Intel Gaudi 3: A New Competitor in AI Acceleration Dominated by NVIDIA's H100 GPUs

The world of Artificial Intelligence (AI) acceleration has witnessed a significant development as Intel steps up its game with the all-new Gaudi 3 AI Accelerator. Utilizing a state-of-the-art 5nm process node, this next-gen technology aims to take on NVIDIA’s H100 GPUs, promising to deliver an impressive 50% faster AI performance while being 40% more efficient on average.

Intel’s announcement of the Gaudi 3 accelerator comes as a breakthrough, positioning itself as a formidable competitor in the AI segment, which has long been dominated by NVIDIA. Intel’s Gaudi AI accelerators have consistently offered a streamlined alternative, with previous models such as the Gaudi 2 providing a strong balance between cost and performance. However, the H100 GPUs have held the reputation as the overall leader in AI performance—until now.

On April 9, 2024, at the Intel Vision event held in Phoenix, Arizona, the tech giant unveiled the Intel Gaudi 3 AI Accelerator. This new accelerator builds on the success of its predecessor, the Gaudi 2, extending the legacy with enhanced performance and scalability, optimized for generative AI applications.

The design of the Gaudi 3 features cutting-edge advancements like the 5th Generation Tensor Core architecture encompassing 64 tensor cores distributed over two compute dies. Furthermore, the accelerator boasts a generous 96 MB cache pool shared between the dies, complemented by eight HBM sites equipped with 8-Hi stacks of 16 Gb HBM2e DRAM, providing up to 128 GB of memory capacity and 3.7 TB/s bandwidth. This incredible performance is crafted using TSMC’s 5nm manufacturing process and includes 24 200GbE interconnect links for extensive networking capabilities.

Intel will offer the Gaudi 3 AI accelerators in different form factors, including the Mezzanine OAM (HL-325L) capable of reaching up to 900W in its standard configuration and liquid-cooled variants exceeding 900W, as well as the PCIe AIC variant designed to fit in full-height, double-width spaces with passive cooling and up to 600W TDP.

Supporting this hardware, Intel announced its HLB-325 baseboard and the HLFB-325L integrated subsystem, which can house as many as eight Gaudi 3 accelerators within a 19-inch chassis, handling a combined TDP of 7.6 Kilowatts.

Delving into the custom architecture, the Gaudi 3 accelerator has been built to cater specifically to efficient large-scale AI computing. Each unit comes equipped with a heterogeneous compute engine that includes 64 AI-custom, programmable Tensor Processor Cores (TPCs) and eight Matrix Multiplication Engines (MMEs). Every Intel Gaudi 3 MME can execute an astounding 64,000 parallel operations, showcasing remarkable computational efficiency for deep learning matrix operations.

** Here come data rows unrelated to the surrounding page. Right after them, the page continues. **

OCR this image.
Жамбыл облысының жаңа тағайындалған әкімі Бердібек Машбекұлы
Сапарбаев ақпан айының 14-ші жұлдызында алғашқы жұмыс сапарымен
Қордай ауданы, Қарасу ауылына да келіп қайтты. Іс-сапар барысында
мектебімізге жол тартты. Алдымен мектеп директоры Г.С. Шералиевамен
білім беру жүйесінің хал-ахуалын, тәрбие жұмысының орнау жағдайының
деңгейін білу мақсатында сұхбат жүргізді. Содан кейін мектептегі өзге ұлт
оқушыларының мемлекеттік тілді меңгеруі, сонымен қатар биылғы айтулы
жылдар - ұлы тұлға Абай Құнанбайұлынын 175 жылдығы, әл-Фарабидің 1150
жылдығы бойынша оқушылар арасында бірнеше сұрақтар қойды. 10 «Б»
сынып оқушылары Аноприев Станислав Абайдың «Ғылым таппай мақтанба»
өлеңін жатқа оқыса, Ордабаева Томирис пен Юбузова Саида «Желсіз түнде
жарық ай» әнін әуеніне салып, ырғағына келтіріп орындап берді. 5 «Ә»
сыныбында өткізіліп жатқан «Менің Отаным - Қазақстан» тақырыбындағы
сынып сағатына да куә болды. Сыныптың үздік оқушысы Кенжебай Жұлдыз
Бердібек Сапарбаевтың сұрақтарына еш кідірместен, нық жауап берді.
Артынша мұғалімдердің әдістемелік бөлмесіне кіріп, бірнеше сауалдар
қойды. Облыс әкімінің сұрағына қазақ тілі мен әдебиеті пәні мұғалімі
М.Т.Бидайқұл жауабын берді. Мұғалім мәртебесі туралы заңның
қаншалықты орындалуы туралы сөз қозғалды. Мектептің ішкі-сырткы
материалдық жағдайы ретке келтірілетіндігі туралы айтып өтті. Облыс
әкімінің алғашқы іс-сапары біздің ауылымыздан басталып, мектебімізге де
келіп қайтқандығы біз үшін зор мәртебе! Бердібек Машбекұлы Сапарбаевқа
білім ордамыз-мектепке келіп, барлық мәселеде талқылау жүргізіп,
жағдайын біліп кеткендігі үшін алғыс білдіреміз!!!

To address the vast memory demands for processing generative AI datasets, the Gaudi 3 has been outfitted with an expansive 128GB HBM2e memory capacity, 3.7TB/s of memory bandwidth, and 96MB of onboard SRAM. This specification allows handling large language and multimodal models with improved performance and data center cost-efficiency.

In terms of system scaling, the Gaudi 3 stands out with its 24 integrated 200Gb Ethernet ports for flexible and open-standard networking, promoting seamless scaling from single-node configurations to expansive compute clusters.

For developers, Intel is providing software that fully integrates with the PyTorch framework, offering compatibility with popular AI models from the Hugging Face community. This ensures that the Gaudi 3 can support a variety of data types including FP8 and BF16, and the new PCIe add-in card variant introduces an efficient solution for tasks like fine-tuning and inferencing.

The Intel Gaudi 3 is set to become available to Original Equipment Manufacturers (OEMs) in the second quarter of 2024 and is expected to hit general availability by the third quarter of the same year. The PCIe add-in card is scheduled for release in the last quarter of 2024.

Notably, several industry players such as Dell Technologies, HPE, Lenovo, and Supermicro are poised to incorporate the Gaudi 3 into their offerings. This new accelerator is also set to power cost-effective cloud LLM infrastructures, promising a competitive edge in price-performance metrics for various organizations, including NAVER.

The unveiling of the Gaudi 3 represents a leap forward for Intel in the AI acceleration space, aiming to democratize enterprise generative AI with higher performance, efficiency, and flexibility. The Gaudi 3 AI Accelerator not only boosts Intel’s presence in this niche but also offers a fresh challenge to NVIDIA’s dominance, introducing more choice and potential innovation to the industry.